Create Lift Chart (RapidMiner Studio Core)
Synopsis
This operator generates a lift chart for the given model and ExampleSet based on the discretized confidences and a Pareto chart.Description
The Create Lift Chart operator creates a lift chart based on a Pareto plot for the discretized confidence values of the given ExampleSet and model. The model is applied on the ExampleSet and a lift chart is produced afterwards. Please note that any predicted label of the given ExampleSet will be removed during the application of this operator. In order to produce reliable results, this operator must be applied on data that has not been used to build the model, otherwise the resulting plot will be too optimistic.
The lift chart measures the effectiveness of models by calculating the ratio between the result obtained with a model and the result obtained without a model. The result obtained without a model is based on randomly selected records.
Input
- example set (Data Table)
This input port expects an ExampleSet. It is the output of the Generate Direct Mailing Data operator in the attached Example Process. The output of other operators can also be used as input.
- model (Model)
This input port expects a model. It is the output of the Naive Bayes operator in the attached Example Process. The output of other operators can also be used as input.
Output
- example set (Data Table)
The ExampleSet that was given as input is passed without changing to the output through this port. This is usually used to reuse the same ExampleSet in further operators or to view the ExampleSet in the Results Workspace.
- model (Model)
The model that was given as input is passed without changing to the output through this port. This is usually used to reuse the same model in further operators or to view the model in the Results Workspace.
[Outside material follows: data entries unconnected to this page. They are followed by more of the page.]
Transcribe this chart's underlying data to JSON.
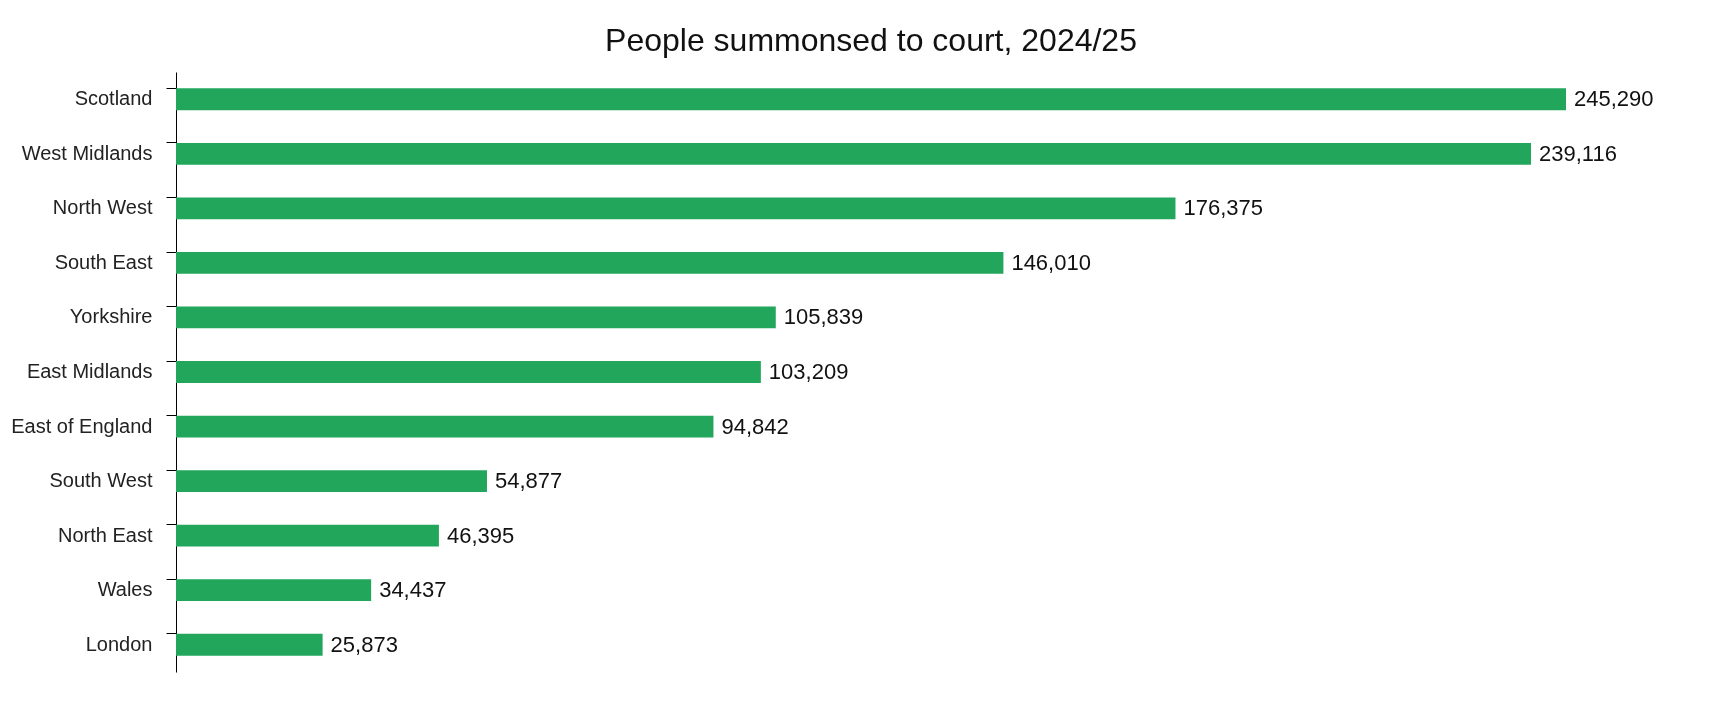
{
  "chart_data": {
    "type": "bar",
    "orientation": "horizontal",
    "title": "People summonsed to court, 2024/25",
    "categories": [
      "Scotland",
      "West Midlands",
      "North West",
      "South East",
      "Yorkshire",
      "East Midlands",
      "East of England",
      "South West",
      "North East",
      "Wales",
      "London"
    ],
    "values": [
      245290,
      239116,
      176375,
      146010,
      105839,
      103209,
      94842,
      54877,
      46395,
      34437,
      25873
    ],
    "value_labels": [
      "245,290",
      "239,116",
      "176,375",
      "146,010",
      "105,839",
      "103,209",
      "94,842",
      "54,877",
      "46,395",
      "34,437",
      "25,873"
    ],
    "color": "#21a65b"
  }
}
- lift pareto chart (Lift Pareto Chart)
For the given model and ExampleSet a lift chart is generated based on the discretized confidences and a Pareto chart. This lift chart is delivered through this port.
Parameters
- target_classThis parameter indicates the target class for which the lift chart should be produced. Range: string
- binning_typeThis parameter indicates the binning type of the confidences. Range: selection
- number_of_binsThis parameter specifies the number of bins the confidence should be discretized into. This parameter is only available when the binning type parameter is set to 'simple' or 'frequency'. Range: integer
- size_of_binsThis parameter specifies the number of examples that each bin should contain when the confidence is discretized. This parameter is only available when the binning type parameter is set to 'absolute'. Range: integer
- automatic_number_of_digitsThis parameter indicates if the number of digits should be automatically determined for the range names. Range: boolean
- number_of_digitsThis parameter specifies the minimum number of digits to be used for the interval names. If this parameter is set to -1 then the minimal number is determined automatically. This parameter is only available when the automatic number of digits parameter is set to false. Range: integer
- show_bar_labelsThis parameter indicates if the bars should display the size of the bin together with the amount of the target class in the corresponding bin. Range: boolean
- show_cumulative_labelsThis parameter indicates if the cumulative line plot should display the cumulative sizes of the bins together with the cumulative amount of the target class in the corresponding bins. Range: boolean
- rotate_labelsThis parameter indicates if the labels of the bins should be rotated. Range: boolean
Tutorial Processes
Creating lift chart for direct mailing data
The Direct Mailing Data operator is used for generating an ExampleSet with 10000 examples. The Split Validation operator is applied on this ExampleSet. The split ratio parameter is set to 0.7 and the sampling type parameter is set to 'shuffled sampling'. Here is an explanation of what happens inside the Split Validation operator.
The Split Validation operator provides a training data set through the training port of the training subprocess. This training data set is used as input for the Naive Bayes operator. Thus the Naive Bayes classification model is trained on this training data set. The Naive Bayes operator provides the Naive Bayes classification model as its output. This model is connected to the model port of the training subprocess. The Naive Bayes model that was provided at the model port of the training subprocess is delivered by the Split Validation operator at the model port of the testing subprocess. This model is provided as input at the model port of the Create Lift Chart operator. The Split validation operator provides the testing data set through the test set port of the testing subprocess. This testing data set is provided as input to the Create Lift Chart operator. The Create Lift Chart operator generates a lift chart for the given model and ExampleSet based on the discretized confidences and a Pareto chart. The lift chart is provided to the Remember operator to store it in the object store. The Apply Model operator is provided with the testing data set and the model. The Apply Model operator applies the model on the testing data set and the resultant labeled data set is delivered as output. This labeled data set is provided as input to the Performance operator. The Performance operator evaluates the statistical performance of the model through the given labeled data set and generates a performance vector which holds information about various performance criteria.
Outside the Split Validation operator, the Recall operator is used for fetching the lift chart from the object store. The lift chart is delivered to the output and it can be seen in the Results Workspace.